A framework for pulmonary fissure segmentation in 3D CT images using a directional derivative of plate filter

Abstract

Imaging pulmonary fissures by CT provides useful information on diagnosis of pulmonary diseases. Automatic segmentation of fissures is a challenging task due to the variable appearance of fissures, such as inhomogeneous intensities, pathological deformation and imaging noise. To overcome these challenges, we propose an anisotropic differential operator called directional derivative of plate (DDoP) filter to probe the presence of fissure objects in 3D space by modeling the profile of a fissure patch with three parallel plates. To reduce the huge computation burden of dense matching with rotated DDoP kernels, a family of spherical harmonics are particularly utilized for acceleration. Additionally, a two-stage post-processing scheme is introduced to segment fissures.

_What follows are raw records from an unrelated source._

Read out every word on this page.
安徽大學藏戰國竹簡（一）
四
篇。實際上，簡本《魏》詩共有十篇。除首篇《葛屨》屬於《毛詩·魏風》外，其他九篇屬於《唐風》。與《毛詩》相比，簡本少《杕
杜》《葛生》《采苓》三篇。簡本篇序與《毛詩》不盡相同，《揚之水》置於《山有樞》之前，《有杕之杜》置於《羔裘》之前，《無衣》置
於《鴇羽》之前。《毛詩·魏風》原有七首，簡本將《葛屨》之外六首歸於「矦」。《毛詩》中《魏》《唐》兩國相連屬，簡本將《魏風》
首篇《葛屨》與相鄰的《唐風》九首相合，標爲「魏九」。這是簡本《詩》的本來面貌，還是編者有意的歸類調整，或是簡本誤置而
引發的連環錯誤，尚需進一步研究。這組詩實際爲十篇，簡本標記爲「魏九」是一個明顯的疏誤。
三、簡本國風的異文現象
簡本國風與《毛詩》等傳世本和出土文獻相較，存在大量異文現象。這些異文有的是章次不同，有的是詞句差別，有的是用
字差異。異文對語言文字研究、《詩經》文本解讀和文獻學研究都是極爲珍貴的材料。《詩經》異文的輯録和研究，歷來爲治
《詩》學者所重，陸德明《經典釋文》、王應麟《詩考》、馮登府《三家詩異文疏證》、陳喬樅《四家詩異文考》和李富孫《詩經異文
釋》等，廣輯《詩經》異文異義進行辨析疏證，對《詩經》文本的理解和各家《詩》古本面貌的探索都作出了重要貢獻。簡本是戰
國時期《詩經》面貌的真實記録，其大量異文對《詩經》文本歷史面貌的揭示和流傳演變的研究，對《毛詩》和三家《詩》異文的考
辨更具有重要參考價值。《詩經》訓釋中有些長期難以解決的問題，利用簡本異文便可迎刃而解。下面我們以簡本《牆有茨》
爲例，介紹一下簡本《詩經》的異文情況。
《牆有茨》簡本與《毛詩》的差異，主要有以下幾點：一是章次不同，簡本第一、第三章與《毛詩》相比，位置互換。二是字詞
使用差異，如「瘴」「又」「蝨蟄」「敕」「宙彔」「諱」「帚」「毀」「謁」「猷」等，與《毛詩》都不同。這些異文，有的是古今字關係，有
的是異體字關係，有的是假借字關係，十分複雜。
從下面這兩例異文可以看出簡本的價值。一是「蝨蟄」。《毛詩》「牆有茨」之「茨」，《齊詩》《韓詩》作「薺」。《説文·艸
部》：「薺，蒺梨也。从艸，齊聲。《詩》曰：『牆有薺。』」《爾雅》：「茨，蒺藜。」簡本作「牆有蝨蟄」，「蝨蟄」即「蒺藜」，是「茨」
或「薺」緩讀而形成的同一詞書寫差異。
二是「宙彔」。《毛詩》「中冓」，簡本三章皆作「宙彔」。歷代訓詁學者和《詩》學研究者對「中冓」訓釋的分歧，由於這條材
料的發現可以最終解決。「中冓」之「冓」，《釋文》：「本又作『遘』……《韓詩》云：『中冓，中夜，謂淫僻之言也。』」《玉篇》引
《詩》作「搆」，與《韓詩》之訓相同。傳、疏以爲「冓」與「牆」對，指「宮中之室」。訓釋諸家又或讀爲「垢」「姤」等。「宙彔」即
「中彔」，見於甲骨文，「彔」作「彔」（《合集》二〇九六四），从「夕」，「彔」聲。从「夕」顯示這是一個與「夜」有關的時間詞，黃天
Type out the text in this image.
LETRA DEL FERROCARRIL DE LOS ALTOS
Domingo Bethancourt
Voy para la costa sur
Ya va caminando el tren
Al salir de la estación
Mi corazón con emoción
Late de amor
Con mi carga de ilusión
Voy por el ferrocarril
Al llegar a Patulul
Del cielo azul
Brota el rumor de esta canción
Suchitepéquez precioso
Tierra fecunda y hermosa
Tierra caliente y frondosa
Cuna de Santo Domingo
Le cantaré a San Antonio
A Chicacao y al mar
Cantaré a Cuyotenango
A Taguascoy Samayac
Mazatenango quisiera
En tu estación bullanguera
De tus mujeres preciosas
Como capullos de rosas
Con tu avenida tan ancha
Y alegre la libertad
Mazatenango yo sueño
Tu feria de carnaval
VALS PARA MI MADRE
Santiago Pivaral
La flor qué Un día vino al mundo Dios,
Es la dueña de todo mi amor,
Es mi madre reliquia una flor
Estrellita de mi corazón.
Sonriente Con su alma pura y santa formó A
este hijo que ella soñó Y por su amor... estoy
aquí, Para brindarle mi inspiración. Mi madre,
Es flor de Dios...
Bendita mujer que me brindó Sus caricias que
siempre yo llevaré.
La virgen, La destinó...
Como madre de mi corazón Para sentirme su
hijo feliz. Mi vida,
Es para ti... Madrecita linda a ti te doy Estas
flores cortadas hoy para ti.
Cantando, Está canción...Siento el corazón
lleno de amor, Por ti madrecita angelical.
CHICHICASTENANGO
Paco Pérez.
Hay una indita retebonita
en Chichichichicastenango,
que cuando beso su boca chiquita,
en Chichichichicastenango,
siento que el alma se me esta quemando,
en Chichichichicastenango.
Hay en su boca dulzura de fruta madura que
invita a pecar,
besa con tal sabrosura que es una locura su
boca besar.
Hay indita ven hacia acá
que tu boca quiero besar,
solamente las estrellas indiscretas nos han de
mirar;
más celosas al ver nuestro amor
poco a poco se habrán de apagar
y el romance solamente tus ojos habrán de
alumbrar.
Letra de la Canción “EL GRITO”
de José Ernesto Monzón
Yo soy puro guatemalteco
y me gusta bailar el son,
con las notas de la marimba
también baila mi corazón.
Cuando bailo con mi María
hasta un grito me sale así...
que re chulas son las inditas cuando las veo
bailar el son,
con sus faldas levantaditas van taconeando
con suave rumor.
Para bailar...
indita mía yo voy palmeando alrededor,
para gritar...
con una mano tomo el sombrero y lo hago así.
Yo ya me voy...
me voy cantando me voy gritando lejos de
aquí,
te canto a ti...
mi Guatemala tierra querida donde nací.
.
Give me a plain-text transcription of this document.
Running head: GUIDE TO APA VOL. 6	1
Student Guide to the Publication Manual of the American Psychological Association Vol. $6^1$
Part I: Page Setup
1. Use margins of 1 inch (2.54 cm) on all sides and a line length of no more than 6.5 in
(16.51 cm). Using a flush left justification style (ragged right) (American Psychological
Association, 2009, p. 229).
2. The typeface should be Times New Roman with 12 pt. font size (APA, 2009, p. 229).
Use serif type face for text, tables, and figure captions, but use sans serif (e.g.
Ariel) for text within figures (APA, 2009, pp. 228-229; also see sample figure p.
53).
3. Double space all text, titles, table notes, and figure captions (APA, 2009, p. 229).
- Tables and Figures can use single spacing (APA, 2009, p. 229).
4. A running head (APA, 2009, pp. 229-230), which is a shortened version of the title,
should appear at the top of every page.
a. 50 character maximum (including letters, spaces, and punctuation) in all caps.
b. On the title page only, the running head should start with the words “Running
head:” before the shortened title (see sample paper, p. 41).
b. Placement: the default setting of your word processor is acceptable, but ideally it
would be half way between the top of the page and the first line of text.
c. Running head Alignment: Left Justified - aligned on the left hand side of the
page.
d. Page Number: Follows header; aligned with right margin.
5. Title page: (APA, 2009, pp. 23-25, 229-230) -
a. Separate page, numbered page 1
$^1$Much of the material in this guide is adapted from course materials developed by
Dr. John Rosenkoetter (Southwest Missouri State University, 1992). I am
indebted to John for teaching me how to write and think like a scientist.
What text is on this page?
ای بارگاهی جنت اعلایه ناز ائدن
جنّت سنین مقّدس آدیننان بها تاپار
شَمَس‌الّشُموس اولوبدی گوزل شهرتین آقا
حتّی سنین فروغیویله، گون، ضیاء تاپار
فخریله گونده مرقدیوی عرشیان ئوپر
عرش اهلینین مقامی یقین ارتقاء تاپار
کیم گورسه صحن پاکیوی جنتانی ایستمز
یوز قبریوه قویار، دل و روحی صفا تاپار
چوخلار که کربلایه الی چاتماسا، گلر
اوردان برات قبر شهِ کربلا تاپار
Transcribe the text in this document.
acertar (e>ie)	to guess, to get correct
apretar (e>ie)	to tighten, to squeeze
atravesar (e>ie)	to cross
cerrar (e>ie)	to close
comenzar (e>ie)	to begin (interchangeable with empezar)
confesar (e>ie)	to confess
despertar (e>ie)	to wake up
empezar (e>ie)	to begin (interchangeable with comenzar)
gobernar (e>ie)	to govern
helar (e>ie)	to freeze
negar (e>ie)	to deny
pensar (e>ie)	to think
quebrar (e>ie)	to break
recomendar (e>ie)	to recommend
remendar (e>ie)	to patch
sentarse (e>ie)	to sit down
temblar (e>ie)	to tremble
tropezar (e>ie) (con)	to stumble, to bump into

The performance of our method was verified in experiments using 55 scans from the publicly available LOLA11 dataset and 50 low-dose CT scans of lung cancer patients from the VIA-ELCAP database. Our method showed superior performance compared to the derivative of sticks (DoS) method and the Hessian-based method in terms of median and mean F1−score. The median F1−score for DDoP, DoS-based and Hessian-based methods on the LOLA11 dataset was 0.899, 0.848 and 0.843, respectively, and the mean F1−score was 0.858 ± 0.103, 0.781 ± 0.165 and 0.747 ± 0.239, respectively.